手机关机,宿舍门反锁,窗帘拉得严严实实。她像一只冬眠的动物,把自己彻底封闭起来,除了吃饭上厕所,几乎不下床。
她需要时间。
需要时间消化这一切,需要时间想清楚,接下来该怎么走。
但有人不给她这个时间。
第四天晚上,宿舍楼突然响起一阵骚动。
“找狗!找狗!”宿管老师的声音在走廊里回荡,“有同学丢了只贵宾犬,白色,很小,可能在女生宿舍!大家帮忙找找!”
左西月被吵醒了。
她皱了皱眉,翻了个身,打算继续睡。
但敲门声响起。
“同学,开一下门!”是宿管老师的声音,“我们检查一下,看狗有没有跑进去。”
左西月叹了口气,爬起来开门。
门刚开一条缝,一个身影就挤了进来。
“找到了!”夜寒潭的声音响起,带着笑意,“狗在这儿!”
左西月还没反应过来,就被连人带被子一起卷起来,扛在了肩上。
“你干什么!”她挣扎。
“找狗啊。”夜寒潭说得理所当然,大步往外走,“我的狗跑丢了,现在找到了。”
“夜寒潭!放我下来!”
“不放。”
宿管老师目瞪口呆地看着夜寒潭扛着左西月走出宿舍,半天才反应过来:“那个……同学,你这是……”
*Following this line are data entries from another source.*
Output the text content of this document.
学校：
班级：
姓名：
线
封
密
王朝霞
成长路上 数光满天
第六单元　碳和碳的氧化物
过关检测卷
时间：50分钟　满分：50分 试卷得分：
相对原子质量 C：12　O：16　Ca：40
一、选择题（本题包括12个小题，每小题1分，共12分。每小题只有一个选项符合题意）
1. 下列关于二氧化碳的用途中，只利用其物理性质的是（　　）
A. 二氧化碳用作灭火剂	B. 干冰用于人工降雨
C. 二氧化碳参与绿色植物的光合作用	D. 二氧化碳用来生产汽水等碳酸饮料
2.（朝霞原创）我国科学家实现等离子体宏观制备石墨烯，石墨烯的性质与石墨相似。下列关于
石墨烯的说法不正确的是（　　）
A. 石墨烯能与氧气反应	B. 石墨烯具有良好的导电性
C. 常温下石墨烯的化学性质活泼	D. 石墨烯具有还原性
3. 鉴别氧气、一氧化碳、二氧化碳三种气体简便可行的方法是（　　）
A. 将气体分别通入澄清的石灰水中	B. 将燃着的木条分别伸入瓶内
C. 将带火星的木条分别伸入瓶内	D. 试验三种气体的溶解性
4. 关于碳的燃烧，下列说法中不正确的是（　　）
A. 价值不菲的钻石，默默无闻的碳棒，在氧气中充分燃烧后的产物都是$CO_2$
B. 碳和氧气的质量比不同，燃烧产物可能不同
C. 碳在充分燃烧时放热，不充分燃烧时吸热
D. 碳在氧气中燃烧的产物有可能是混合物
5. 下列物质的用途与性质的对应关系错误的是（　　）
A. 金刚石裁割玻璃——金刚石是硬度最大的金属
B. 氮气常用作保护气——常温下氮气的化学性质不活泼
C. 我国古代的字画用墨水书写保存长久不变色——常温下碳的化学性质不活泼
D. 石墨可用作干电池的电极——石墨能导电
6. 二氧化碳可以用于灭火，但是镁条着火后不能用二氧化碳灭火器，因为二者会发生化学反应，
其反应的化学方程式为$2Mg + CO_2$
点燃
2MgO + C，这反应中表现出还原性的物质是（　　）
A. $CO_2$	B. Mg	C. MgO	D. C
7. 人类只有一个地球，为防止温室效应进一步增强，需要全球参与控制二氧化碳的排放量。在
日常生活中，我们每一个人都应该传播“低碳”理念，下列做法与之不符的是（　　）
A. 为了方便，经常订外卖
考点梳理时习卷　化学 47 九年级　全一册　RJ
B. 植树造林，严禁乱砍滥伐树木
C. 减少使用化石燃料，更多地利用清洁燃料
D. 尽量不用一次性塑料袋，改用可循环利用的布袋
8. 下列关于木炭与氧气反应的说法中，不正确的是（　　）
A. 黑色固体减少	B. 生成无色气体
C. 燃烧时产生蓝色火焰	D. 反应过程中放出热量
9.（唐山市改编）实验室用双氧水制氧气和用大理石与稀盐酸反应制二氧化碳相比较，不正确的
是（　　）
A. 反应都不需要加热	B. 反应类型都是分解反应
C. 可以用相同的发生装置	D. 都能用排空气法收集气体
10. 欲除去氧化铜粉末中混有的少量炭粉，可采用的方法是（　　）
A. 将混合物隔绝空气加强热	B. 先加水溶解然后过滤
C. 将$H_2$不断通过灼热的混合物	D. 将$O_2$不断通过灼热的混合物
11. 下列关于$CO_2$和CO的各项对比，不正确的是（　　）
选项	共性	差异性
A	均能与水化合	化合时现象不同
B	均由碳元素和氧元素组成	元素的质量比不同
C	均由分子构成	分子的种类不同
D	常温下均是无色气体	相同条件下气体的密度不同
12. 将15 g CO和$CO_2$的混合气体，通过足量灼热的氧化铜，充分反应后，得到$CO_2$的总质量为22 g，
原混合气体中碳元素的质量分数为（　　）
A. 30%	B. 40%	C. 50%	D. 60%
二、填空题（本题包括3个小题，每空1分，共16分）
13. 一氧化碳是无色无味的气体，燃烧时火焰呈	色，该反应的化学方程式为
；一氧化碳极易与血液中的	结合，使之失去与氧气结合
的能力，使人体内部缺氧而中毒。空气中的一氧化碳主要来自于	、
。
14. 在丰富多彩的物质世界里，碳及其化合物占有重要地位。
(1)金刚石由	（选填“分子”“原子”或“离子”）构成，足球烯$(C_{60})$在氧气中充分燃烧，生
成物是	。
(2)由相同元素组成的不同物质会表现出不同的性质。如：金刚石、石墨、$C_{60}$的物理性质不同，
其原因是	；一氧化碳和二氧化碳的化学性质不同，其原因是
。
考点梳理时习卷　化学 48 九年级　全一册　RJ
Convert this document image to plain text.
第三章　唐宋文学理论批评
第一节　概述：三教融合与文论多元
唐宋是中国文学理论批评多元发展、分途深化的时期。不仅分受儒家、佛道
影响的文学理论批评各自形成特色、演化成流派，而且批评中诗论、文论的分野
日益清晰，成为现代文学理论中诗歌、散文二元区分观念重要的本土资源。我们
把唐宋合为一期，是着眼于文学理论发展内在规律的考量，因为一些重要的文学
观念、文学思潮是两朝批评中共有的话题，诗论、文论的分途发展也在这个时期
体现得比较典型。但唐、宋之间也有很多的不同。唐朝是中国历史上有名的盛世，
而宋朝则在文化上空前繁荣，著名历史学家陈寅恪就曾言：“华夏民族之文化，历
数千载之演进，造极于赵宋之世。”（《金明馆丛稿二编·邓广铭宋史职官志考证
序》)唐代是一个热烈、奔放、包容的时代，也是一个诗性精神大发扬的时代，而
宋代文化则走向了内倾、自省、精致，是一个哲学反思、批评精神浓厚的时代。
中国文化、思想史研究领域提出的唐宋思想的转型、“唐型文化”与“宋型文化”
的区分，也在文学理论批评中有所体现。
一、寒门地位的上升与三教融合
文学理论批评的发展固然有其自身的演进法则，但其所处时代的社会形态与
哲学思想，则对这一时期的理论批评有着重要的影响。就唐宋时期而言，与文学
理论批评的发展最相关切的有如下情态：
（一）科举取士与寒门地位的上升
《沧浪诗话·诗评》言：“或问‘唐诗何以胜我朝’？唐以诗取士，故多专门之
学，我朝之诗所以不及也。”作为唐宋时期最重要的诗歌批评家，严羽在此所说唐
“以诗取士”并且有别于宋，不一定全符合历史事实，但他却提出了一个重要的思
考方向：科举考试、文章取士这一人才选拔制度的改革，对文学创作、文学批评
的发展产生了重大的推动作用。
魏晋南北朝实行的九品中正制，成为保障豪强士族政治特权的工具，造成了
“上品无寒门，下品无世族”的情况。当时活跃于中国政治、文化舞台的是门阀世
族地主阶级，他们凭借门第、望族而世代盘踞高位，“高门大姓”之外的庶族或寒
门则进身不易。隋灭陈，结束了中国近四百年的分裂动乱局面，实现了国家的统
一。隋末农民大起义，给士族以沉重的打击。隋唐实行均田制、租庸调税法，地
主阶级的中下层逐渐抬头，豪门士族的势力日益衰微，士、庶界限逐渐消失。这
“老师,我女朋友身体不舒服,我带她去看医生。”夜寒潭面不改色地说,“狗已经找到了,麻烦您了。”
说完,他头也不回地下了楼。
留下满走廊看热闹的女生,和一脸茫然的宿管老师。
左西月被夜寒潭扛着穿过校园,一路引来无数侧目。她想喊,但被子裹得太紧,她动弹不得。
只能咬牙忍着。
到了男生宿舍楼下,夜寒潭刷卡进门,直接上到三楼。
他的宿舍是四人间,但其他三个人暑假都回家了,只有他一个人住。
他把左西月放在床上,然后拉开被子。
左西月终于能动了,她坐起来,瞪着夜寒潭:“你疯了?”
夜寒潭站在床边,居高临下地看着她,冰蓝色的眼眸里翻涌着她看不懂的情绪。
“我是疯了。”他说,“疯了才会让你躲我三天。”
左西月的心跳漏了一拍。
“我没有躲你……”
“那为什么不接电话?不回消息?”夜寒潭打断她,“左西月,你知道我这三天是怎么过的吗?我担心你出事,担心你生病,担心你……”
他顿了顿,声音低下去:“担心你不要我了。”
左西月愣住了。
她看着夜寒潭,看着他眼里的不安和疲惫,心里的怒气突然消散了大半。
“我没有不要你。”她轻声说,“我只是……需要时间。”
“时间?”夜寒潭坐到床边,握住她的手,“你要时间想什么?想尤雨婷?想商七?还是想……要不要继续跟我在一起?”
左西月沉默了。
她确实在想这些。
但夜寒潭不给她思考的机会。
“西月,”他捧起她的脸,强迫她看着他,“看着我,告诉我,你心里还有我吗?”
左西月看着他的眼睛,那片冰蓝色里,此刻只有她一个人的倒影。
清晰,专注,不容置疑。
“……有。”她最终说。
“那就够了。”夜寒潭把她搂进怀里,紧紧抱着,“其他的,什么都不重要。”
左西月靠在他肩上,闻到他身上熟悉的冷杉香,心里的防线彻底崩塌。
是啊,其他的什么都不重要。
重要的是,她爱他。
他也爱她。
这就够了。
两人就这样抱了很久,直到宿舍门被推开。
“潭哥,我……”一个男生的声音戛然而止。
左西月抬起头,看见门口站着一个戴眼镜的清秀男生,手里拿着本书,表情愕然。
是张明,他们班的班长,公认的才子。左西月记得,他去年还给她递过情书,被她礼貌地拒绝了。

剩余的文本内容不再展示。